Barely Lethal is presented in an aspect ratio of 1.85:1. The 1080p image is arrived at with an AVC MPEG-4 codec at an average of 23 mbps. The visual presentation gets off to a promising start thanks to some vibrant, graphic-novel style opening credits sequence. And as promised by the loud Blu-ray cover, colors here do indeed pop. Unfortunately, this is otherwise a pretty standard contemporary HD presentation that consistently veers toward softness. The image is blemish-free, but the relative lack of sharpness is somewhat baffling (and doesn’t appear to be intentional).
The DTS-HD Master Audio 5.1 track is appropriately aggressive in presenting all aspects of the action. The movie’s opening theme song — “You Don’t Know Me” by The Rumor Mill — explodes through the speakers just as loudly as the actual explosions of violence. (Nothing too graphic, by the way; a high-speed car chase is as intense as things get.) The surround sound field is active and dynamic, with the sound of those cars zooming from one rear speaker to the other. There is also a solid sense of immersion, which is especially noticeable during scenes in the school cafeteria and auditorium. Even the subs thump to life during a house party scene.

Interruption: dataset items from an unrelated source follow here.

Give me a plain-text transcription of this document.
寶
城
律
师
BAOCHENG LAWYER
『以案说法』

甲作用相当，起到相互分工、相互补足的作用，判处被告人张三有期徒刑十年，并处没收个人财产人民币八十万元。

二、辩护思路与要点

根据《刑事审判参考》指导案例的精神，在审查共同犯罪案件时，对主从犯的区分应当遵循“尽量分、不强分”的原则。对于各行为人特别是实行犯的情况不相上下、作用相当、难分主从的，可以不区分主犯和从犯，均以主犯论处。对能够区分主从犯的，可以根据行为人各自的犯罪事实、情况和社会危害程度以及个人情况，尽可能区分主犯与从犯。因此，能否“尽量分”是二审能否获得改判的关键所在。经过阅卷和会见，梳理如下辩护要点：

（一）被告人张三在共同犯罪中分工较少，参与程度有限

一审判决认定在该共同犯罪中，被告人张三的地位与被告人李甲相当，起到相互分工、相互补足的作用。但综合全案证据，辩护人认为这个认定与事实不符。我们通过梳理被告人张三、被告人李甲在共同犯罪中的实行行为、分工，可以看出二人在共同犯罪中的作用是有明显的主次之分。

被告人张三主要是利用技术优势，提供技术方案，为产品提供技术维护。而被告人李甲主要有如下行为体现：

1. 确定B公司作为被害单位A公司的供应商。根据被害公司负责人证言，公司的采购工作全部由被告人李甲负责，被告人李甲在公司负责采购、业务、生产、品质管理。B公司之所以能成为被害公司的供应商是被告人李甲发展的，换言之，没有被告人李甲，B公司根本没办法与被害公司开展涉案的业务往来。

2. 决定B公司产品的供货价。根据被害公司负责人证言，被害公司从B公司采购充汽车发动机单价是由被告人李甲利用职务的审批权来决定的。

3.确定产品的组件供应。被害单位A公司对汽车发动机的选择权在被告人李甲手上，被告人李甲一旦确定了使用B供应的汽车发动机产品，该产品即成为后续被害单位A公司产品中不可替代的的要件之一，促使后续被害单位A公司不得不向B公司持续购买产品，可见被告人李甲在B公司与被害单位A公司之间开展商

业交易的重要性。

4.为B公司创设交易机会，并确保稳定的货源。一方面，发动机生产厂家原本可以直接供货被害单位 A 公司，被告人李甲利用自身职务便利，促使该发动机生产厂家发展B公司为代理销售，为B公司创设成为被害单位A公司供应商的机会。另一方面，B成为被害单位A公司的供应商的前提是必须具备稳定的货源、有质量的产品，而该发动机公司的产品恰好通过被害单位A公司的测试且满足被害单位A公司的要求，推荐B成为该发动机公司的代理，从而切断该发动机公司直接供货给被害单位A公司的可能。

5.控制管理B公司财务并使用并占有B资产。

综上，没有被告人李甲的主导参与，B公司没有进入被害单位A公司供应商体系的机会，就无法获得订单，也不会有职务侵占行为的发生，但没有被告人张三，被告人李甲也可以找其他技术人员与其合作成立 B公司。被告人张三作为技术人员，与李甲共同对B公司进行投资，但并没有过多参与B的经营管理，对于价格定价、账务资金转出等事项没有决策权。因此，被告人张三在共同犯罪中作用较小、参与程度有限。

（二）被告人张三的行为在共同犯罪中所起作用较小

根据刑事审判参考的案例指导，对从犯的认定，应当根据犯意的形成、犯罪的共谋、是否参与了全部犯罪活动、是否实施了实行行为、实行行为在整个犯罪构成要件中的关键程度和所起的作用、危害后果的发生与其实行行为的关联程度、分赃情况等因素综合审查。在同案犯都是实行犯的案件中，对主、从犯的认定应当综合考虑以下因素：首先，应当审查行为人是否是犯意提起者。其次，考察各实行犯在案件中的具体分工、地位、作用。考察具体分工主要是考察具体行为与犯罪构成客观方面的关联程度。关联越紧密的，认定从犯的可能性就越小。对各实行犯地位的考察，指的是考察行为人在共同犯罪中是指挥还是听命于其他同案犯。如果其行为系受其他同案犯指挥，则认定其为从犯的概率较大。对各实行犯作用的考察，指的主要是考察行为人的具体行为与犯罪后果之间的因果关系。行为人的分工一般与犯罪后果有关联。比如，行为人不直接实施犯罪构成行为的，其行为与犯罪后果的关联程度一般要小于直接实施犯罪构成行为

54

Audio Commentary with director Kyle Newman and actors Dove Cameron and Thomas Mann: This track is a little light on production details, but heavy on anecdotes from the cast. It seems like there was an especially tight camaraderie among the younger actors, who worked in some real-life revelry while filming the party scenes. Newman also points out a few quick cameos (his real-life wife Jaime King, Topher Grace). I would’ve liked to have heard more about making an action/comedy on a modest budget, but what this track lacks in information it makes up for in fun.
Back to School: On the Set of Barely Lethal: (10:45) We learn the production filmed at an actual Atlanta high school — as opposed to a bunch of soundstages — and the cast and crew pay tribute to past high school films. (Fogler, Harris, and producer Brett Ratner recount their own real-life high school experiences.)
Deleted Scenes: (6:49) These seven chapters are mostly extended versions of existing material from the film. This stuff ranges from expendable to indulgent. (There’s more of Fogler’s creepy teacher fawning over dreamy musician Cash.)
I honestly didn’t expect to enjoy Barely Lethal as much as I did.
Sure, the movie hews very closely to the teen comedy playbook, but there are enough likable actors and action/comedy tweaks to keep things lively. Barely Lethal isn’t a great teen comedy or a terrific spy yarn, but it’s a pretty entertaining melding of both.